配信: 2026-09-08 07:00(JST)
朝刊
文化第134号

『フリスビーの父』は、死んだあと本物のフリスビーになった

チナミニチンチラが読み上げます(2分46秒)

誰かの家の屋根に、投げ損ねたフリスビーが乗っかったまま何年も放置されている——そんな光景を、子どもの頃に見たことはないだろうか。あれは持ち主にとっては悲劇で、それ以外の誰にとっても、ただの間の抜けた風景でしかない。

ところが、その「屋根の上のフリスビー」を人生の最終目的地に選んだ男がいる。名はエド・ヘドリック。ワムオー社の「空飛ぶ円盤」を改良し、いま世界中で使われているフリスビーの形を設計した人物であり、ディスクゴルフという競技そのものを生み出した、言わば「フリスビーの父」だ。彼は生前、死後の世界についてこんな見立てを語っていた。「人は煉獄になど行かない、屋根の上に着地してそこに寝転がっているだけだ」、「自分の遺灰は誰かの家の屋根にたまたま着地するフリスビーの中に収めてほしい」と。

そして2002年に彼が亡くなったあと、その言葉は実行に移される。なんと、本人の遺志により、遺灰を練り込んだディスクが限られた枚数だけ製作されたのである。
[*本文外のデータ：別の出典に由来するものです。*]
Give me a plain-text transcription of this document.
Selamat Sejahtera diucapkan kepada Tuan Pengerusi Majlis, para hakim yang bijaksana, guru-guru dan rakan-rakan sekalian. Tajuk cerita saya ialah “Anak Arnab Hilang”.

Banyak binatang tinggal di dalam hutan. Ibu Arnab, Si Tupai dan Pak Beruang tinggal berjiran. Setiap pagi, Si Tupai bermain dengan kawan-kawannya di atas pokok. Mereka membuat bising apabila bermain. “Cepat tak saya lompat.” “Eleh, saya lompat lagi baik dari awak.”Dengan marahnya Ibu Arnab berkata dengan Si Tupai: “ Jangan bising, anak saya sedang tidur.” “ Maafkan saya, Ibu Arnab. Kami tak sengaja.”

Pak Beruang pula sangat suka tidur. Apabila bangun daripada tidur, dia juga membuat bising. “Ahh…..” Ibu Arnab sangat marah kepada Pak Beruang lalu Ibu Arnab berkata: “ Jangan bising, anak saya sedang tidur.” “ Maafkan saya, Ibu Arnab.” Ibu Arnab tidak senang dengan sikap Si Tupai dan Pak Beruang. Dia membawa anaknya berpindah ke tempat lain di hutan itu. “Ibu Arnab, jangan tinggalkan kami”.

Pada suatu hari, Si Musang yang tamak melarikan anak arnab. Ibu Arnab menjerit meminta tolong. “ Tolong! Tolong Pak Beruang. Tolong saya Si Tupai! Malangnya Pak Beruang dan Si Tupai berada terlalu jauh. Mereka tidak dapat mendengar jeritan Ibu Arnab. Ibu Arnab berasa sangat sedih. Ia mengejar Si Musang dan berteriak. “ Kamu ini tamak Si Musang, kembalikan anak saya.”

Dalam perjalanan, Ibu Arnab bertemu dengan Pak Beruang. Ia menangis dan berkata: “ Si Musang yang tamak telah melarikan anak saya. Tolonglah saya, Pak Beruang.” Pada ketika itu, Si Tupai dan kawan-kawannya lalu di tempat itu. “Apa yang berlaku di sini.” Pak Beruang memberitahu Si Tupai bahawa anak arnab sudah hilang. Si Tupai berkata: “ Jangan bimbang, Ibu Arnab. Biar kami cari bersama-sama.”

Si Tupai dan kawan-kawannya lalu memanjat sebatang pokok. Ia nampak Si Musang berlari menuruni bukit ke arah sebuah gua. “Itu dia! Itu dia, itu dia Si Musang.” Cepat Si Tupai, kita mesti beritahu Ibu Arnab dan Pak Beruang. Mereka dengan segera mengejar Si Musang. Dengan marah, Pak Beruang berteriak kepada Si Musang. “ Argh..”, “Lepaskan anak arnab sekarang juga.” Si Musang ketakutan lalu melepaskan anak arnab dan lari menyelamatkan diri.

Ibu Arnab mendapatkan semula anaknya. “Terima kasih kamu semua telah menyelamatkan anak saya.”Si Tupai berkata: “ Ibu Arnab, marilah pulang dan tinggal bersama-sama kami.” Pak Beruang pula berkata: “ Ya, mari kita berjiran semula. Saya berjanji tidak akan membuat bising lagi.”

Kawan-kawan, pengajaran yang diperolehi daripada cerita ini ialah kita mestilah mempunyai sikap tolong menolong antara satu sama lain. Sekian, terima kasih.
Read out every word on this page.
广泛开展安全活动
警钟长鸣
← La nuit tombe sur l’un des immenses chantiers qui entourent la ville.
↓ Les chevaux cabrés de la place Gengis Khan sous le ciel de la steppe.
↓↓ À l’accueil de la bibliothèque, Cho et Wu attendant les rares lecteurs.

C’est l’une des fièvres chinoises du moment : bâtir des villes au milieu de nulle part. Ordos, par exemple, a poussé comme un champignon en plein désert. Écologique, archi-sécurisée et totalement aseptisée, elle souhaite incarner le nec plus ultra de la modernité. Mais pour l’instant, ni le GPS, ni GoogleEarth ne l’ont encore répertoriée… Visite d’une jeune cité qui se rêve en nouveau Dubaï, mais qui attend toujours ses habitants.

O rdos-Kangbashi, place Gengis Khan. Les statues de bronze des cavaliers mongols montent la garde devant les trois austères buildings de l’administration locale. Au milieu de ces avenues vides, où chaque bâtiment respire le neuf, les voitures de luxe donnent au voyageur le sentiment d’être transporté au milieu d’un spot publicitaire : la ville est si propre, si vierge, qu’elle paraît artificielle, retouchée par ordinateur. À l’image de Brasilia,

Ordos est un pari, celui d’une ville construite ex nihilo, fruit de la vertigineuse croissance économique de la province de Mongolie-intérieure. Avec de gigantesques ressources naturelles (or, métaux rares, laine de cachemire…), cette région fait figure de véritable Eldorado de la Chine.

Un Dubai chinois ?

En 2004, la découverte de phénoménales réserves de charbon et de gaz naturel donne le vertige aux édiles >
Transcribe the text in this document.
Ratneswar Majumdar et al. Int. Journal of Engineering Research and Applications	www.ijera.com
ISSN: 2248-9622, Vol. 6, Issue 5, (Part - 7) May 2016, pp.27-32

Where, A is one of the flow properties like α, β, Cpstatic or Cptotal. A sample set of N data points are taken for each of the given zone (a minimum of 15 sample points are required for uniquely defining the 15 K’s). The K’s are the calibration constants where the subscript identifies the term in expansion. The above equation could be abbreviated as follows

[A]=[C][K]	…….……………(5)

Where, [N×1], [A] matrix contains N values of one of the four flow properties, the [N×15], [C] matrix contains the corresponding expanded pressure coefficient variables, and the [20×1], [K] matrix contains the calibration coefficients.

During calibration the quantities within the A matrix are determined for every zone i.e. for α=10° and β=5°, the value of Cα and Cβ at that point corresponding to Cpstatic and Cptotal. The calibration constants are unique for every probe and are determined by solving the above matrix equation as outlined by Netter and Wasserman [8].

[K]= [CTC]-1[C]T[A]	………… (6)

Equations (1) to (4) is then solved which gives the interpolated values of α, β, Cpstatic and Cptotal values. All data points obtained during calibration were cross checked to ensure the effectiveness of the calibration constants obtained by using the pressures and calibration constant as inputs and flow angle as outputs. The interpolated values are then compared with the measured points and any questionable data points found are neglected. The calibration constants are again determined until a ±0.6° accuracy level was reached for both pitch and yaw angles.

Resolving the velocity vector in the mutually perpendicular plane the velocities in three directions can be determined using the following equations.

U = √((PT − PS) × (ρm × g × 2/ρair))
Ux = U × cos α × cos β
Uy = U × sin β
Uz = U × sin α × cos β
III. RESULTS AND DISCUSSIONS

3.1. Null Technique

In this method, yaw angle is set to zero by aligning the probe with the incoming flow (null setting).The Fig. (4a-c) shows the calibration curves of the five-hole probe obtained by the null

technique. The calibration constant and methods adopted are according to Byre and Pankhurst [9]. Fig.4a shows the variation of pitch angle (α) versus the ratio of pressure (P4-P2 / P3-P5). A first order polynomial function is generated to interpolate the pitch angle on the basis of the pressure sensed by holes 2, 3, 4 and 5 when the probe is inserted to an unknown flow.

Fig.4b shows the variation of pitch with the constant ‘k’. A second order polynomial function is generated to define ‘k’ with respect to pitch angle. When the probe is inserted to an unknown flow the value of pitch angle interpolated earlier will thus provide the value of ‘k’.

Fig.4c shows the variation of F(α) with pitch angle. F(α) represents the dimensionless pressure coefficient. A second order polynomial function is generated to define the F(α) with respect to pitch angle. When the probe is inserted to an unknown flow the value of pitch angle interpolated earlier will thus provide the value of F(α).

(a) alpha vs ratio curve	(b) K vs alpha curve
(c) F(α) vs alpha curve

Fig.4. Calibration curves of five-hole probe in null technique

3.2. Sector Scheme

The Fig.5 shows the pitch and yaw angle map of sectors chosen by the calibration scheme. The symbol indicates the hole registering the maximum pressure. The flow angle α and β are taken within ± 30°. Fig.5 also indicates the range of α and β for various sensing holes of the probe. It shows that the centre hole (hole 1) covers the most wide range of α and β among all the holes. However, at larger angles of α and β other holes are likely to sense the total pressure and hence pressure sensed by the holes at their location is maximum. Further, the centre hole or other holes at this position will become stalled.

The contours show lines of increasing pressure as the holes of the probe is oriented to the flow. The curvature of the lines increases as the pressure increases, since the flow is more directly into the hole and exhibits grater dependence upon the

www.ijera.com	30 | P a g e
一部は友人と家族へ配られ、残りはフリスビーの歴史を伝える博物館とディスクゴルフ施設の設立資金を集めるために販売された。フリスビーの父が、文字通りフリスビーになったわけだ。

さらに興味深いのは、そのうちの1枚の行き先である。妻のファリーナが、夫の遺灰入りディスクを記念博物館の屋根めがけて投げ上げたのだ。そのフリスビーは、今でもその屋根にあるとみられている。生前に語った「屋根の上に着地して寝ている」という死後観を、遺族が物理的に実現したのだ。

ちなみに、

ヘドリックはワムオー社に雇われるとき、正規の応募では相手にされず、3か月無給で働いて実力を証明するという条件を自分から出している。その3か月で任されたのが、売れ行きの振るわない空飛ぶ円盤の改良だった。無給の試用期間から始まった仕事が、世界中の人達を楽しませる遊具と、彼自身の墓標になった。